ChatbotIQ classifies each gap into one of three types:

Your product or service covers this topic, but your knowledge base is missing documentation about it. Action: add the missing content.

For example, if users keep asking “How do I export data?” but you haven’t documented the export feature, that’s a content gap.

Users are asking about a feature or capability that your product doesn’t have. Action: note as product feedback.

For example, if users ask “Can I integrate with Slack?” and you don’t offer Slack integration, that’s a product gap. You might add a Q&A entry explaining this, or share the feedback with your product team.

The question isn’t related to your product or bot’s purpose. Action: consider refining your bot’s system prompt to explain its scope.

For example, if users ask “What’s the weather today?” to your documentation bot, that’s out of scope.


Instead of wondering what content to add next, you have a data-driven list of topics sorted by how many users asked about them.

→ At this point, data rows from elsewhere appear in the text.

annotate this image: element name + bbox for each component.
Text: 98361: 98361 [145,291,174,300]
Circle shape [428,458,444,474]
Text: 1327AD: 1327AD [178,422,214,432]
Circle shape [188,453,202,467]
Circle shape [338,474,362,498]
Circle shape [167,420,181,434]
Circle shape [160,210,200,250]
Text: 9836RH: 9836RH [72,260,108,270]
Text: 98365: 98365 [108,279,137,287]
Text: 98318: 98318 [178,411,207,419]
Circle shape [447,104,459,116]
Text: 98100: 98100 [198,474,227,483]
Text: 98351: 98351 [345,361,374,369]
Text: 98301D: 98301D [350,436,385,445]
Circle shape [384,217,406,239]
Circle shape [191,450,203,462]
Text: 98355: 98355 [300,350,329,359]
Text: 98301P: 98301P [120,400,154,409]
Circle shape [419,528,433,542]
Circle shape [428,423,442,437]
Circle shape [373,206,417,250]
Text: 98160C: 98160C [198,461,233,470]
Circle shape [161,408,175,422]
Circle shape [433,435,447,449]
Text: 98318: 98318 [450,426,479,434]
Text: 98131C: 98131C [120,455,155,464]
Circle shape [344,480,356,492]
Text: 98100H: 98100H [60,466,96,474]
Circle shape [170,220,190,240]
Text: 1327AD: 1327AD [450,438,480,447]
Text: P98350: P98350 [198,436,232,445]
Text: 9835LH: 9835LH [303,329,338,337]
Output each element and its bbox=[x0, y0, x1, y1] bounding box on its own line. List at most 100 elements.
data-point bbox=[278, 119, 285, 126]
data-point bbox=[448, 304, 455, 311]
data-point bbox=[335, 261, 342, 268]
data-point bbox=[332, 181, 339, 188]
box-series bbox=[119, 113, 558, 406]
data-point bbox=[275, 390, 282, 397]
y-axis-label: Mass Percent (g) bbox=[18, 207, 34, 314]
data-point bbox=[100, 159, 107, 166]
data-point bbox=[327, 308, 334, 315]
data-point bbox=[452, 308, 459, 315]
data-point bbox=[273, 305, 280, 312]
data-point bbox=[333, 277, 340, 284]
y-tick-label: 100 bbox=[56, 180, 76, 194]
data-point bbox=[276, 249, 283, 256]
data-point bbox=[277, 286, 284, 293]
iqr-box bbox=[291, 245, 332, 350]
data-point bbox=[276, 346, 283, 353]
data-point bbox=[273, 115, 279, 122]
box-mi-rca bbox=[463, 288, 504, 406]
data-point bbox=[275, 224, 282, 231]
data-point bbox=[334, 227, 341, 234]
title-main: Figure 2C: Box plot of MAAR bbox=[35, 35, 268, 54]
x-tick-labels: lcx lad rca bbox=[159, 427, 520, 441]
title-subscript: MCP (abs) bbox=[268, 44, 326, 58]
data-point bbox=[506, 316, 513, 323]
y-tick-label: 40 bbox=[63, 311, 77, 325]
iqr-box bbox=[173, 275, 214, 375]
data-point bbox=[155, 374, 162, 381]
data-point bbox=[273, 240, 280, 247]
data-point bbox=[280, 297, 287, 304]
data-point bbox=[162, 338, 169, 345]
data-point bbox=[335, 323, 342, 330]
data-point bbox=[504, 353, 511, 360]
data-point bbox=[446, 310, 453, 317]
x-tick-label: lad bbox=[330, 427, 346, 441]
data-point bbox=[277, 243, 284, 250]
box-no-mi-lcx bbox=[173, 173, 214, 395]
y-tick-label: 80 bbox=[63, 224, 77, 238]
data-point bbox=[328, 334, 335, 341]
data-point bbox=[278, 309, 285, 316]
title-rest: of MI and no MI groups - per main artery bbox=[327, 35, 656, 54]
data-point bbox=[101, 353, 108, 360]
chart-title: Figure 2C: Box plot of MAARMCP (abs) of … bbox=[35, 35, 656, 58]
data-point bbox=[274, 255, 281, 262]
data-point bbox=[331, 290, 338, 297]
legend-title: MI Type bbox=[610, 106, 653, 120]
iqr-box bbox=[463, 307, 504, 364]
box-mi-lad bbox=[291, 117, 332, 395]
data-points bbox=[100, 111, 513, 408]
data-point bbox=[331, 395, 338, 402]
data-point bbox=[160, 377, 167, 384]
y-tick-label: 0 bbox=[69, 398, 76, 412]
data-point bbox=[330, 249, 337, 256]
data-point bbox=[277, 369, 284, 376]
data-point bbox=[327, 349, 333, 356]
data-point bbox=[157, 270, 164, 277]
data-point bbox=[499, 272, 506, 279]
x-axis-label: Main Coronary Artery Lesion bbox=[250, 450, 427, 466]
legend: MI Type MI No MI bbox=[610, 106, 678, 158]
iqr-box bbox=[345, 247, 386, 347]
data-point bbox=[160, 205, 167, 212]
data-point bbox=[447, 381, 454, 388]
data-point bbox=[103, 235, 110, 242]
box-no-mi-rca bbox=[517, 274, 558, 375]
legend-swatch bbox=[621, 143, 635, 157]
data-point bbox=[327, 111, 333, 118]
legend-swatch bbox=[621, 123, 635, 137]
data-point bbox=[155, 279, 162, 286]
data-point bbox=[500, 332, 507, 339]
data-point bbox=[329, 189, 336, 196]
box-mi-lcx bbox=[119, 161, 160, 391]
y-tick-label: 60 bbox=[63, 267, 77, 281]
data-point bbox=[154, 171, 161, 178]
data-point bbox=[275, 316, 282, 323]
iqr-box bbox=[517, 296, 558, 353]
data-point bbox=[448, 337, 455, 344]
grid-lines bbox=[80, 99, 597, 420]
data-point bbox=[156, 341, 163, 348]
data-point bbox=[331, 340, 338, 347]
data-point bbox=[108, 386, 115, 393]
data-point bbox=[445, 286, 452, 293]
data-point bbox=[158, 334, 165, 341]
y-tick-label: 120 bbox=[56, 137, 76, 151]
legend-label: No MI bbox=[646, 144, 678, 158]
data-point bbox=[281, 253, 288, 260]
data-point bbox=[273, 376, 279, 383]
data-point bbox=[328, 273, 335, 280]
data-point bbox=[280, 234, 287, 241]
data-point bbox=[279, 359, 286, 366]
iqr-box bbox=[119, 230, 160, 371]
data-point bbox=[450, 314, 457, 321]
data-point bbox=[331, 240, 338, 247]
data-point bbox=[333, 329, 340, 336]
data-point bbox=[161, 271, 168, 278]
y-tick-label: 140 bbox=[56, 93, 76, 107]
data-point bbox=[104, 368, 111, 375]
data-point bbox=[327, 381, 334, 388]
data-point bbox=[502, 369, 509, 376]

The sample queries show you the exact words users typed. This helps you write content that matches how people actually search — not just how your team would phrase things.

Gaps are ranked by query count and decline rate. A gap that 50 users hit is more urgent than one that 3 users hit.

You can mark gaps as resolved to track your improvement over time.


  1. Launch your bot and let it handle real conversations.
  2. Check Analytics after a week or two. Look at the knowledge gaps section.
  3. Address content gaps by adding or updating your knowledge sources.
  4. Refresh your sources so the bot picks up the new content.
  5. Check again in another week. The gaps should shrink.

Over time, your bot gets smarter — not because the AI model improves, but because your knowledge base covers more of what users actually ask about.